A post on Sina Weibo has appealed for help after scores of stray dogs are seen trapped in a pit near a garbage dump in Alxa Left Banner in the Inner Mongolia Autonomous Region.
The Yinchuan Dawn Pets Home charity group said it had investigated after a woman searching for her pet dog near the garbage dump told them the animals were trapped.
It posted pictures of the dogs, including a close-up of a puppy in a pit about 1.8 meters deep. The original post was followed by subsequent updates detailing the burial claims.
The photos were taken last Wednesday by the woman surnamed Tan, who told Xinhua news agency: “We saw around a hundred dogs in a pit, but we could not get down into it because it was too deep.”
Tan told Xinhua she and five friends tried to save the dogs using ropes but only managed to retrieve just over 20 of them.
She said the dogs must have been there for a long time, as the ones they rescued were very thirsty.
A volunteer at the charity told Xinhua that eight of their members went to rescue the dogs at around 2am the next day only to find that the pit had been filled in. Only a few dogs could be seen running around, the volunteer said.
“We could not dig as we didn’t have proper tools,” she told Xinhua.
A number of dead dogs were retrieved from the pit at around 6pm on Friday, according to the news agency.
A charity volunteer told AFP yesterday that when they visited last Friday it appeared that the dead dogs had been moved elsewhere, in what the group said was an attempt by local chengguan — urban management officers — to hide the grim burial.
“We hired an excavator and found in the place where the dogs were buried six dead dogs which were damaged by an excavator before we got there,” the volunteer told AFP. “These dogs all had soil in their mouths and noses, which means before we arrived at the scene local chengguan had already transferred the dogs’ bodies to another secret place.”
An official from the local chengguan office denied the allegations and said an investigation had been launched.

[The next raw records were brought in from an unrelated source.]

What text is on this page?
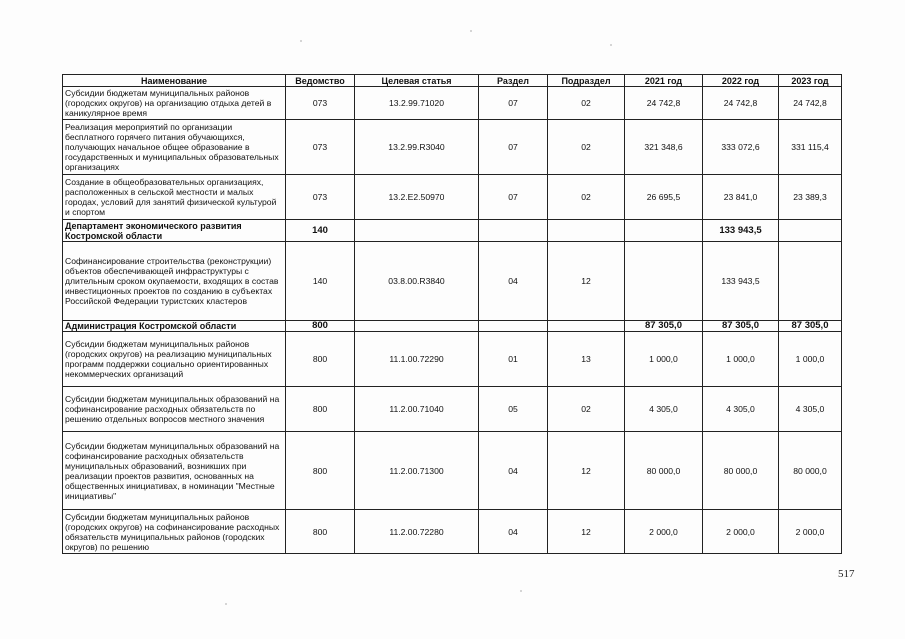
Наименование	Ведомство	Целевая статья	Раздел	Подраздел	2021 год	2022 год	2023 год
Субсидии бюджетам муниципальных районов (городских округов) на организацию отдыха детей в каникулярное время	073	13.2.99.71020	07	02	24 742,8	24 742,8	24 742,8
Реализация мероприятий по организации бесплатного горячего питания обучающихся, получающих начальное общее образование в государственных и муниципальных образовательных организациях	073	13.2.99.R3040	07	02	321 348,6	333 072,6	331 115,4
Создание в общеобразовательных организациях, расположенных в сельской местности и малых городах, условий для занятий физической культурой и спортом	073	13.2.Е2.50970	07	02	26 695,5	23 841,0	23 389,3
Департамент экономического развития Костромской области	140					133 943,5	
Софинансирование строительства (реконструкции) объектов обеспечивающей инфраструктуры с длительным сроком окупаемости, входящих в состав инвестиционных проектов по созданию в субъектах Российской Федерации туристских кластеров	140	03.8.00.R3840	04	12		133 943,5	
Администрация Костромской области	800				87 305,0	87 305,0	87 305,0
Субсидии бюджетам муниципальных районов (городских округов) на реализацию муниципальных программ поддержки социально ориентированных некоммерческих организаций	800	11.1.00.72290	01	13	1 000,0	1 000,0	1 000,0
Субсидии бюджетам муниципальных образований на софинансирование расходных обязательств по решению отдельных вопросов местного значения	800	11.2.00.71040	05	02	4 305,0	4 305,0	4 305,0
Субсидии бюджетам муниципальных образований на софинансирование расходных обязательств муниципальных образований, возникших при реализации проектов развития, основанных на общественных инициативах, в номинации "Местные инициативы"	800	11.2.00.71300	04	12	80 000,0	80 000,0	80 000,0
Субсидии бюджетам муниципальных районов (городских округов) на софинансирование расходных обязательств муниципальных районов (городских округов) по решению	800	11.2.00.72280	04	12	2 000,0	2 000,0	2 000,0
517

“We are investigating if some stray dogs were buried alive,” the official told AFP. “I can assure you we didn’t do this kind of thing, and moreover, we are not in charge of stray dogs.”
The allegations against the chengguan sparked a wave of fury, with some online comments forwarded tens of thousands of times.
“(We) should put these officials into a pit, no better than a group of beasts,” was one Weibo post yesterday.
“Life is equal, how could thugs conduct such a massacre?” was another.
A member of staff at the local chengguan office told Xinhua they had caught dozens of stray dogs and put them in a rented yard because of complaints from residents that people and domestic animals had been bitten.
“We went to the yard after hearing about the reports, but only a few were there,” she told Xinhua.
Official policy in many Chinese cities is that stray dogs are rounded up and found new homes, but activists says they are usually put down or sometimes sold to restaurants.
Pet ownership has ballooned across China, with more than 30 million households now keeping a cat or dog, according to Euromonitor.